Une avocate allie son amour de la bouffe et du vin local avec celui du business. Elle a cofondé un cabinet et a acquis un restaurant de quartier en une année de temps.

Me Sabia Chicoine. Source: Facebook
Me Sabia Chicoine. Source: Facebook
Me Sabia Chicoine a une âme d’entrepreneure depuis toujours et l’a particulièrement prouvé ces derniers mois.

Elle a non seulement mis sur pied avec Me Serge Fournier, le cabinet FCA Légal dans le centre-ville de Montréal le 1er novembre dernier, mais est également devenue propriétaire du Comptoir Sainte-Cécile, un restaurant de quartier, qui est aussi une épicerie et un caviste, non loin du Marché Jean-Talon.

L’idée pour les deux associés de fonder leur propre bureau leur est venue à l’été 2022.

Alors que Me Chicoine et Me Fournier se sont connus chez BCF, où l’avocate a commencé sa carrière il y a moins de vingt ans, ils avaient gardé contact au fil des années et réfléchissaient à leur prochaine étape de carrière.

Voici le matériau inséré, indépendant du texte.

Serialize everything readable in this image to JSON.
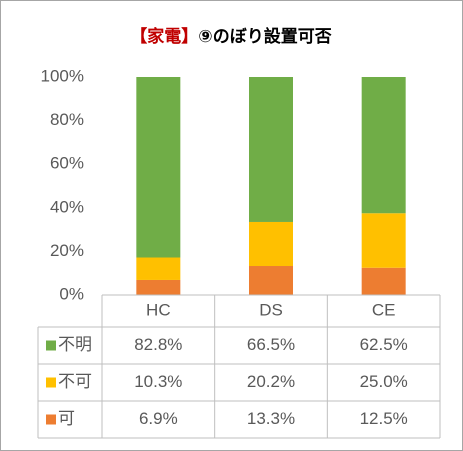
{
  "chart_data": {
    "type": "stacked_bar",
    "title": [
      "【家電】",
      "⑨のぼり設置可否"
    ],
    "title_colors": [
      "#c00000",
      "#000000"
    ],
    "categories": [
      "HC",
      "DS",
      "CE"
    ],
    "series": [
      {
        "name": "可",
        "color": "#ed7d31",
        "values": [
          6.9,
          13.3,
          12.5
        ],
        "value_labels": [
          "6.9%",
          "13.3%",
          "12.5%"
        ]
      },
      {
        "name": "不可",
        "color": "#ffc000",
        "values": [
          10.3,
          20.2,
          25.0
        ],
        "value_labels": [
          "10.3%",
          "20.2%",
          "25.0%"
        ]
      },
      {
        "name": "不明",
        "color": "#70ad47",
        "values": [
          82.8,
          66.5,
          62.5
        ],
        "value_labels": [
          "82.8%",
          "66.5%",
          "62.5%"
        ]
      }
    ],
    "ylim": [
      0,
      100
    ],
    "yticks": [
      {
        "value": 0,
        "label": "0%"
      },
      {
        "value": 20,
        "label": "20%"
      },
      {
        "value": 40,
        "label": "40%"
      },
      {
        "value": 60,
        "label": "60%"
      },
      {
        "value": 80,
        "label": "80%"
      },
      {
        "value": 100,
        "label": "100%"
      }
    ],
    "grid": false
  }
}
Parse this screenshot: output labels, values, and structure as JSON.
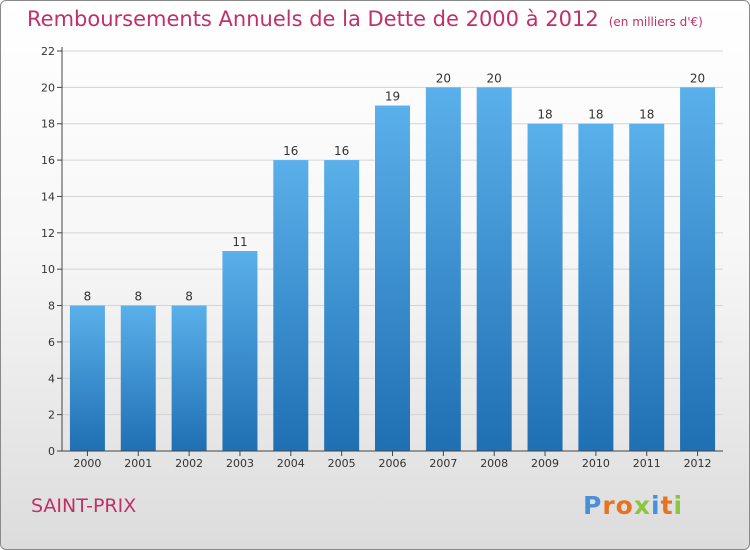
{
  "title": "Remboursements Annuels de la Dette de 2000 à 2012",
  "subtitle": "(en milliers d'€)",
  "commune": "SAINT-PRIX",
  "logo": {
    "letters": [
      "P",
      "r",
      "o",
      "x",
      "i",
      "t",
      "i"
    ],
    "colors": [
      "#4a8fd8",
      "#e6731e",
      "#e6731e",
      "#8cc63e",
      "#4a8fd8",
      "#e6731e",
      "#8cc63e"
    ]
  },
  "colors": {
    "bar_top": "#5ab0ea",
    "bar_bottom": "#1f6fb3",
    "title": "#c0306a",
    "axis": "#444444",
    "grid": "#d4d4d4"
  },
  "chart_data": {
    "type": "bar",
    "categories": [
      "2000",
      "2001",
      "2002",
      "2003",
      "2004",
      "2005",
      "2006",
      "2007",
      "2008",
      "2009",
      "2010",
      "2011",
      "2012"
    ],
    "values": [
      8,
      8,
      8,
      11,
      16,
      16,
      19,
      20,
      20,
      18,
      18,
      18,
      20
    ],
    "ylim": [
      0,
      22
    ],
    "yticks": [
      0,
      2,
      4,
      6,
      8,
      10,
      12,
      14,
      16,
      18,
      20,
      22
    ],
    "grid": true,
    "data_labels": true
  }
}
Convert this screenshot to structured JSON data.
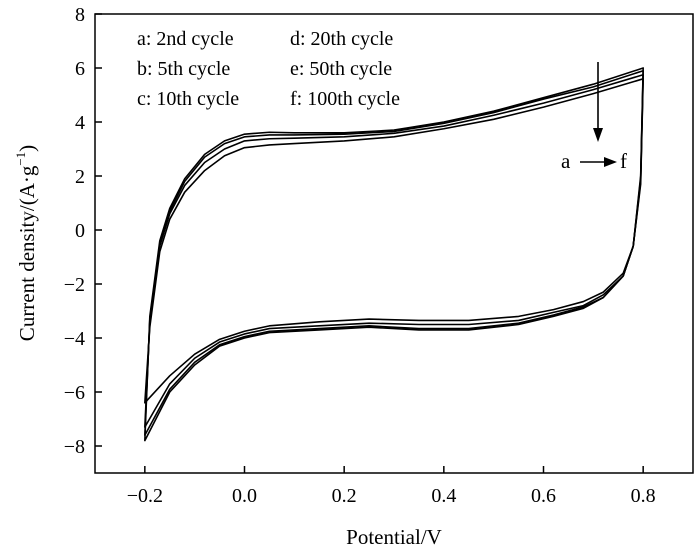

« Rapidement on s’est dit, ‘pourquoi pas partir un bureau ensemble ?’ question d’exercer notre pratique dans un petit milieu plutôt que dans de grandes organisations », explique Me Chicoine.

Les deux cofondateurs de FCA Légal, situé dans l'édifice Sun Life, voulaient avoir le libre contrôle de la façon dont ils souhaitent exercer et servir leurs clients. Mes Chicoine et Fournier travaillent avec une adjointe et une cheffe des opérations et font surtout du litige.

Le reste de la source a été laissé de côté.